# Introcduction to Spark

## The Spark Session

In [0]:
// Simples task to create a range of numbers
val myRange = spark.range(1000).toDF("number")

## Transformations

In [0]:
// Simple transformation to find all even numbers in DataFrame
val divisBy2 = myRange.where("number % 2 = 0")
divisBy2.show()

## Actions

In [0]:
// The total numbers of records in the DataFrame
divisBy2.count()

## An Project End-to-End Example

In [0]:
val flightData2015 = spark
    .read.option("inferSchema", "true")
    .option("header", "true")
    .csv("/datasets/flight-data/csv/2015-summary.csv")

flightData2015.take(3)

In [0]:
// Executing Explain Plan
flightData2015.sort("count").explain()

In [0]:
// Configuring the number of shuffle partitions
spark.conf.set("spark.sql.shuffle.partitions", "5")

flightData2015.sort("count").take(2)

### DataFrames and SQL

In [0]:
// Creating a temporary view
flightData2015.createOrReplaceTempView("flight_data_2015")

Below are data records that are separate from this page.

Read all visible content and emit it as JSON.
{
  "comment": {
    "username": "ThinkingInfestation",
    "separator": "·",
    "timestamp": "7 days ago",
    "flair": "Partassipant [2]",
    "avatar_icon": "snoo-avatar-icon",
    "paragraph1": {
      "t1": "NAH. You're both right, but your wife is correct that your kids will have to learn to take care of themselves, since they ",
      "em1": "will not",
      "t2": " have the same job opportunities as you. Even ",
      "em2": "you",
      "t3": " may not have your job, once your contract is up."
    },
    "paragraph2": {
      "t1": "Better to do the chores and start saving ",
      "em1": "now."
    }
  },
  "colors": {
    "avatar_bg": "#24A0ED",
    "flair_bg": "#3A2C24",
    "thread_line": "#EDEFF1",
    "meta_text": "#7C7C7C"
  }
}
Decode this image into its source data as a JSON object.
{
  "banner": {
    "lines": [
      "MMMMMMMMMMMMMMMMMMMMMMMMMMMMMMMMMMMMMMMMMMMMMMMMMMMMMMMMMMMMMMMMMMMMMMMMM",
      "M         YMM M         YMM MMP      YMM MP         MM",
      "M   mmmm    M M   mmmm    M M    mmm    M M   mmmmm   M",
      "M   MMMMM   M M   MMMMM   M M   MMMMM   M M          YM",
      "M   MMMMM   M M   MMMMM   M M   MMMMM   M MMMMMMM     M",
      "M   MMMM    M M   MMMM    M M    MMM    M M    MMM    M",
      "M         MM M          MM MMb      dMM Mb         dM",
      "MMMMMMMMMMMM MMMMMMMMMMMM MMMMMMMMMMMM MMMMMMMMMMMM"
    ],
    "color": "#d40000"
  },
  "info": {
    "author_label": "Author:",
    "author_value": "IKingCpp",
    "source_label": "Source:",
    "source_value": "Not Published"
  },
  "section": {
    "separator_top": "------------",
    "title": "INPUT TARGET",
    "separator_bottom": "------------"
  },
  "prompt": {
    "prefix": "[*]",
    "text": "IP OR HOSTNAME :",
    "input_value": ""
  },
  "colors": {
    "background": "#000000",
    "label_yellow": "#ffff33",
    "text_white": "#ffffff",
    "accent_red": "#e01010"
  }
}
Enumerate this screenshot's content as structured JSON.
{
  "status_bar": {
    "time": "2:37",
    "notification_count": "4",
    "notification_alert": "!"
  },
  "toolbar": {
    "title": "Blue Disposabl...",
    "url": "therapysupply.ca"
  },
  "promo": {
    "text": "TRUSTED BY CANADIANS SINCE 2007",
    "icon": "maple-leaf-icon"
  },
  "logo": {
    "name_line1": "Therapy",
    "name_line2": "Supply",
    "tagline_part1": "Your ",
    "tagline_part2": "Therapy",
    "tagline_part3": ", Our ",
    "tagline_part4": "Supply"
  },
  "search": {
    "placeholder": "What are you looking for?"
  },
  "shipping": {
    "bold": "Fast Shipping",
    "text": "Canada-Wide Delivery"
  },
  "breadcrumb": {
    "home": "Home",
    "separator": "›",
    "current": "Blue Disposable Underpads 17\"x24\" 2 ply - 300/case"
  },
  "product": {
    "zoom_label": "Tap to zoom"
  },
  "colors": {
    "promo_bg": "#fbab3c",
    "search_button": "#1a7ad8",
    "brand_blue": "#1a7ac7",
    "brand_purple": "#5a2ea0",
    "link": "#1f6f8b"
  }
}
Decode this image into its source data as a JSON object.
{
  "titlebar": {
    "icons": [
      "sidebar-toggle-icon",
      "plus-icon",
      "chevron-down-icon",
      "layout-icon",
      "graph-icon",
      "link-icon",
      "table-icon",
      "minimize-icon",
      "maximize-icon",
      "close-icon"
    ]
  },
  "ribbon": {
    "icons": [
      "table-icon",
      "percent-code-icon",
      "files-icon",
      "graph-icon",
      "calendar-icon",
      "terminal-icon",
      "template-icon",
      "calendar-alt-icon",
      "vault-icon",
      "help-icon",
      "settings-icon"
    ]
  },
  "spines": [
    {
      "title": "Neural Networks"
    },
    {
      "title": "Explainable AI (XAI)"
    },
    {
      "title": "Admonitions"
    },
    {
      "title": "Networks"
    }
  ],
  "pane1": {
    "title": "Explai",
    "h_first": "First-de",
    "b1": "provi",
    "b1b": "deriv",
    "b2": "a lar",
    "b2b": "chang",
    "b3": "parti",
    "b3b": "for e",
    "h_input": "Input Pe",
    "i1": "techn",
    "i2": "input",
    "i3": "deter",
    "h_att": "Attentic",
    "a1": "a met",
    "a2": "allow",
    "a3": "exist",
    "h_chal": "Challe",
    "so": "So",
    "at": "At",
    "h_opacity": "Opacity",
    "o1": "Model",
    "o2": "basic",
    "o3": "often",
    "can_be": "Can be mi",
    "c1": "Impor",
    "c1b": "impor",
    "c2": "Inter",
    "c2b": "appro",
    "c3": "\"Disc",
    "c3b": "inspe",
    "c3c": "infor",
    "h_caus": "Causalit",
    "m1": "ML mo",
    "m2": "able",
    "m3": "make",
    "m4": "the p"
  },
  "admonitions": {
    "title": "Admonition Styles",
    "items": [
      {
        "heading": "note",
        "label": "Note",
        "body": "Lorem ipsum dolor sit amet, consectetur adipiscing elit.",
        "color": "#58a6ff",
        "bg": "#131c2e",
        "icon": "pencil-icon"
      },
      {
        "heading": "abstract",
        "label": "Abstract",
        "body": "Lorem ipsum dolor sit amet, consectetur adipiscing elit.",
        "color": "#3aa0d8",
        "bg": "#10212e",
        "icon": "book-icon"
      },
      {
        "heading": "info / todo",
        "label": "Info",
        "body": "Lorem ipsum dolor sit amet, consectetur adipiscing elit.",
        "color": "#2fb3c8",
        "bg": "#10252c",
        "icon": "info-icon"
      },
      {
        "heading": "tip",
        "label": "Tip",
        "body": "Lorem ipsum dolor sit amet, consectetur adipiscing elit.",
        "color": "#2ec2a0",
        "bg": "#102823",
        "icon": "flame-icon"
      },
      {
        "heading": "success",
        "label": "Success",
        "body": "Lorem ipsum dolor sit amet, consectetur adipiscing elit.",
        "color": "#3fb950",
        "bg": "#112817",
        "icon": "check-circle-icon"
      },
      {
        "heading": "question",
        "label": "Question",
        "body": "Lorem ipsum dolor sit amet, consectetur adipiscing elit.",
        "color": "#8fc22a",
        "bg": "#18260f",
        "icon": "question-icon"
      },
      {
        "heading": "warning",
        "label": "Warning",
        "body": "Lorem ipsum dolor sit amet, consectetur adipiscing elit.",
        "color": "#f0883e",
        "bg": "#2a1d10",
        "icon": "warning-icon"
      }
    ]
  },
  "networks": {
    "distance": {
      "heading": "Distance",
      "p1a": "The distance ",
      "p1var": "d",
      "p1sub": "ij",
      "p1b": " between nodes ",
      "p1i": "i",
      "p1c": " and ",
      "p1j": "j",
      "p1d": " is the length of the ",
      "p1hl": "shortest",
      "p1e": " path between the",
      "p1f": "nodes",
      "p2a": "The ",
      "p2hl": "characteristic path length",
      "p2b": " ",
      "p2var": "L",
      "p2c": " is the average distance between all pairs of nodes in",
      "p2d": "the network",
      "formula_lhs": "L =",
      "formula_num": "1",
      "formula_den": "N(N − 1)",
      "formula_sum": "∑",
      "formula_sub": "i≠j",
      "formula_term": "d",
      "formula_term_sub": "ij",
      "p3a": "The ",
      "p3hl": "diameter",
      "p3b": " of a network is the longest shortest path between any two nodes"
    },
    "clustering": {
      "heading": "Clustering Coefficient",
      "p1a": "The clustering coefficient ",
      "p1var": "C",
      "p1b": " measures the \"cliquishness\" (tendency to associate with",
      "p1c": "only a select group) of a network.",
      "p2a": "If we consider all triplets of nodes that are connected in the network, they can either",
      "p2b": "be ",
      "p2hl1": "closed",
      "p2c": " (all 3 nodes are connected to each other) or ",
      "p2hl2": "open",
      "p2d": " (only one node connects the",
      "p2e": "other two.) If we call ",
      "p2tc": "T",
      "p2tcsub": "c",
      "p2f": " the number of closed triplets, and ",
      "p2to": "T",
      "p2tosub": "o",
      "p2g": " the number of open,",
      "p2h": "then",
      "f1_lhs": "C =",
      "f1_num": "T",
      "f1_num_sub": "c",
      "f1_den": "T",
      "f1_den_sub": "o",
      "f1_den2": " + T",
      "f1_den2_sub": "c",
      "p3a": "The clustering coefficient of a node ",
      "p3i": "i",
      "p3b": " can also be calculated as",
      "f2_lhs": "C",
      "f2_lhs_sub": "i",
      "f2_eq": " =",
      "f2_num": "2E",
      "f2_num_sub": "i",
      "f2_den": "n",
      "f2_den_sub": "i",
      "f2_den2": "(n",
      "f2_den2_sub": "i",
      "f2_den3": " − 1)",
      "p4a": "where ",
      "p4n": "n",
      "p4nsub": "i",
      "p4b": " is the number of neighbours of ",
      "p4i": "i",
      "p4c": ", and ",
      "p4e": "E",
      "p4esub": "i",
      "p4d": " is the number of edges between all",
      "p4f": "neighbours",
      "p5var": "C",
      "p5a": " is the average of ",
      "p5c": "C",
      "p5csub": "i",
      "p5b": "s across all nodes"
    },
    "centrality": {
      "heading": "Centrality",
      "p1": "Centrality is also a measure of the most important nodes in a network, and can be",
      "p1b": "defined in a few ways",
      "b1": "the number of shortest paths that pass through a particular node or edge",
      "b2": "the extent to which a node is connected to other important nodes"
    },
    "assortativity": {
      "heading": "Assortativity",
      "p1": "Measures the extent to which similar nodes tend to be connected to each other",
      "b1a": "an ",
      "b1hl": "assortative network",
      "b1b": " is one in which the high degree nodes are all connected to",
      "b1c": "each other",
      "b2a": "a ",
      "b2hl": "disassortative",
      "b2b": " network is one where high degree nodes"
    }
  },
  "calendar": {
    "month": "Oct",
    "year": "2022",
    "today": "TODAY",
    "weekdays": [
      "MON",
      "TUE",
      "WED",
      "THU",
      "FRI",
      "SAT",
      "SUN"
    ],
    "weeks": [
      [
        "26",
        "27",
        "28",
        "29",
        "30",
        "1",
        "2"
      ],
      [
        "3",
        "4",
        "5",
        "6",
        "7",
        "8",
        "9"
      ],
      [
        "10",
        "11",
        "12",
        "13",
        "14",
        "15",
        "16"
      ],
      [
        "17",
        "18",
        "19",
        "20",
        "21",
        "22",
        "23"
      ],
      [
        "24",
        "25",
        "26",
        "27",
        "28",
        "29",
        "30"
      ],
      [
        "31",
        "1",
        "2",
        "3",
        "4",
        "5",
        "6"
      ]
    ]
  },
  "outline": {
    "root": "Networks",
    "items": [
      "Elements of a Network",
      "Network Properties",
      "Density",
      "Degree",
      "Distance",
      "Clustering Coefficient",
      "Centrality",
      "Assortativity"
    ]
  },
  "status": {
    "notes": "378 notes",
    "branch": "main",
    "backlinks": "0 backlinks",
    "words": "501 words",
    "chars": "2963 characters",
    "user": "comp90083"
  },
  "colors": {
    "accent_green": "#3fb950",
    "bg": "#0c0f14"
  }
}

val sqlWay = spark.sql("""
    SELECT dest_country_name, count(1) AS qtde
    FROM flight_data_2015
    GROUP BY dest_country_name
""")

val DataFrameWay = flightData2015.groupBy("dest_country_name").count()

sqlWay.explain()
DataFrameWay.explain()

In [0]:
// Selecting data - Option 1
spark.sql("SELECT max(count) FROM flight_data_2015").take(1)

In [0]:
import org.apache.spark.sql.functions.max

// Selecting data - Option 2
flightData2015.select(max("count")).take(1)

In [0]:
// Aggregation - Option 1
val maxSql = spark.sql("""
    SELECT dest_country_name, SUM(count) AS destination_total
    FROM flight_data_2015
    GROUP BY dest_country_name
    ORDER BY destination_total DESC
    LIMIT 5
""")

maxSql.show()

In [0]:
import org.apache.spark.sql.functions.desc

// Aggregation - Option 2
flightData2015
    .groupBy("dest_country_name")
    .sum("count")
    .withColumnRenamed("sum(count)", "destination_total")
    .sort(desc("destination_total"))
    .limit(5)
    .show()

In [0]:
// Explain Plan
flightData2015
    .groupBy("dest_country_name")
    .sum("count")
    .withColumnRenamed("sum(count)", "destination_total")
    .sort(desc("destination_total"))
    .limit(5)
    .explain()

## Fim